The first question we ask here is if we somehow knew the sum of first (n-1) natural numbers (Don't worry about how do we know? Frankly, we don't. But if we did) can we use it get the sum of first n natural numbers, and if yes , how? . How do we connect the solution of problem with n-1 natural numbers(Smaller sub problem) to get the solution to the problem with n natural numbers(Bigger Problem).

If we think carefully about just this issue, then it is not that difficult. If we some how had f(n-1) (let f(n) be the sum of n natural numbers), then f(n) will simply be f(n-1) + n. Does this make sense? Suppose I tell you to give me some of first 11 natural numbers(BIGGER PROBLEM) and tell you that the the sum of first 10(SMALLER SUB PROBLEM) is 55, you could easily say, 55 + 11 = 66. Yes this uses the concept of Mathematical Induction that you studied in your high school.

Now since we know how a sub problem's solution can be used to get the solution of a bigger problem, let us move on to the next step, the base case. What is the easiest sub problem (of the above bigger problem) that you know the answer to and can easily hard code it? We know that sum of first 1 natural number(s) is 1. So this becomes our base case, the terminating condition at which the function stops calling itself to solve smaller sub problems, because it knows the answer to the smallest sub problem and doesn't need to compute anything.
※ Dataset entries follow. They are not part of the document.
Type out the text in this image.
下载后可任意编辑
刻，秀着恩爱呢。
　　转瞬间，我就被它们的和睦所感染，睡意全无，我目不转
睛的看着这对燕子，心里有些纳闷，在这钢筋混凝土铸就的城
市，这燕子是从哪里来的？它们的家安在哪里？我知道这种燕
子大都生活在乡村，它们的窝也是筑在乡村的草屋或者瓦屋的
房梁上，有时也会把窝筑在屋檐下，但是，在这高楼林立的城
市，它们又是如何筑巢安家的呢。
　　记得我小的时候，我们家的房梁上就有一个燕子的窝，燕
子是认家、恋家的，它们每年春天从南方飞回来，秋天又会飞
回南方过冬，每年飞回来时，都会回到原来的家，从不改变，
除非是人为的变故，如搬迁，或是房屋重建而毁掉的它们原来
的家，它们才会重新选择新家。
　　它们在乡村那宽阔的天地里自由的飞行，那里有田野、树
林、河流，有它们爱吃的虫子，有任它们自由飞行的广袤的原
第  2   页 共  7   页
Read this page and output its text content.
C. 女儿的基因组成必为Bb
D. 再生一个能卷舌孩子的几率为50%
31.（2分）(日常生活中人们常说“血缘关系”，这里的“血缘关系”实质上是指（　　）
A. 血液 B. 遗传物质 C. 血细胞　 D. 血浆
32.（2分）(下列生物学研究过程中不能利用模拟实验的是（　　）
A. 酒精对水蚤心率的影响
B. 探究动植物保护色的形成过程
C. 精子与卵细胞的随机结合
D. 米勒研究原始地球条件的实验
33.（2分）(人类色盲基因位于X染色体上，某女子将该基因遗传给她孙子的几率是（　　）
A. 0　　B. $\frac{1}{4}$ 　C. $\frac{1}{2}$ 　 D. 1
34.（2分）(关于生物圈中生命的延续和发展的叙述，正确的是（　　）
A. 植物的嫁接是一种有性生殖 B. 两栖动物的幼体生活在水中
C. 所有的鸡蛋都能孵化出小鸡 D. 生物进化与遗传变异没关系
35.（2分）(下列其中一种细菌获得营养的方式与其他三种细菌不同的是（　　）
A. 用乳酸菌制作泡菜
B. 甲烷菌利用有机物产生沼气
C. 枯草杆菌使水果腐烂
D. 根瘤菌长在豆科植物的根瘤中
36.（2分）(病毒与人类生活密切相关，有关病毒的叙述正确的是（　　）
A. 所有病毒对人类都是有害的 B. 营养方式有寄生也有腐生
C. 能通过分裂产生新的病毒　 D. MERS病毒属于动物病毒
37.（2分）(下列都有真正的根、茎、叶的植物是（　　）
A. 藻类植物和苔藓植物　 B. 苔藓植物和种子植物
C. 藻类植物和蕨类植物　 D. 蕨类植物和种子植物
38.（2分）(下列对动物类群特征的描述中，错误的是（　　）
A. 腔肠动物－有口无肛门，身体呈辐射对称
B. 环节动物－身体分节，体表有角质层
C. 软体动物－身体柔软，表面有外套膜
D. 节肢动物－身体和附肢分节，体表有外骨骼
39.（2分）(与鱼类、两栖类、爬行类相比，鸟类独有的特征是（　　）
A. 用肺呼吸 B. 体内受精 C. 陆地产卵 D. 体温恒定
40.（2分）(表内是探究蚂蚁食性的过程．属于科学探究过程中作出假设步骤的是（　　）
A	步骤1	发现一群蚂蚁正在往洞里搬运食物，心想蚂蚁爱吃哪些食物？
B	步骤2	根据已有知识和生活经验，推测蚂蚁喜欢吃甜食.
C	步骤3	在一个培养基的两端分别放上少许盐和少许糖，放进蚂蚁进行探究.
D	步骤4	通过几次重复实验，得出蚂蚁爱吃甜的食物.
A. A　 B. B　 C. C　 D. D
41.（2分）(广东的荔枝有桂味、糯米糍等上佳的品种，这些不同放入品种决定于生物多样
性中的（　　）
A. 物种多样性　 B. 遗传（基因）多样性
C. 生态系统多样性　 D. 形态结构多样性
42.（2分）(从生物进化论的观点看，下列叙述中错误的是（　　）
This is the condition where recursion ends.

Although recursion is a language agnostic concept, we shall write the code in python for the sake of examples, as is it is one of the most human friendly languages, and very much like pseudo-code.

def sum_of_natural_nums(n):
    #Base Case
    if n==1:
        #we know the answer to the smallest sub problem, and if user enters n=1,
        #we return the answer right away, without performing other computations.
        return 1
    #The recursive call, to a smaller sub problem, instructing function to
    # get the solution for (n-1) numbers first, and then we add n to get 
    # the solution for n numbers.
    return sum_of_natural_nums(n-1) + n

It is important to note that in the last part of recursive call, we invoke the same function but a slightly different input that approaches the base case (n=1).

Common Pitfalls during recursion:

  1. No base case, wherein the function is not called but instead some O(1) operation or value is returned.
  2. Forgetting to return or returning the wrong thing in the base case. If no value is returned at the base case, then code doesn't end at the end of base case and reads the code after it eventually returning another function call.
  3. Stack Overflow : When recursion doesn't stop due to any of the above reasons, the call stack (we'll discuss in a later blog post, for now assume a tracker that stores answers of previous call while waiting for next calls to finish) starts filling with infinite function calls, and since memory size is limited, the stack overflows giving error.

Recursion is an exhaustive concept mastered through a lot of practice, but I still hope this post was able to throw some light on what recursion is and how it works at the root level. Almost all of recursion works on the basic principles of correct base case, recursive call with a different input (such that it moves towards the base case), and can help solve a lot of interesting problems which otherwise seem very difficult. Recursion eases a lot of Binary Tree problems because of the binary tree data structure is stored and imagined. All in all this is a concept that should be understood well and utilised.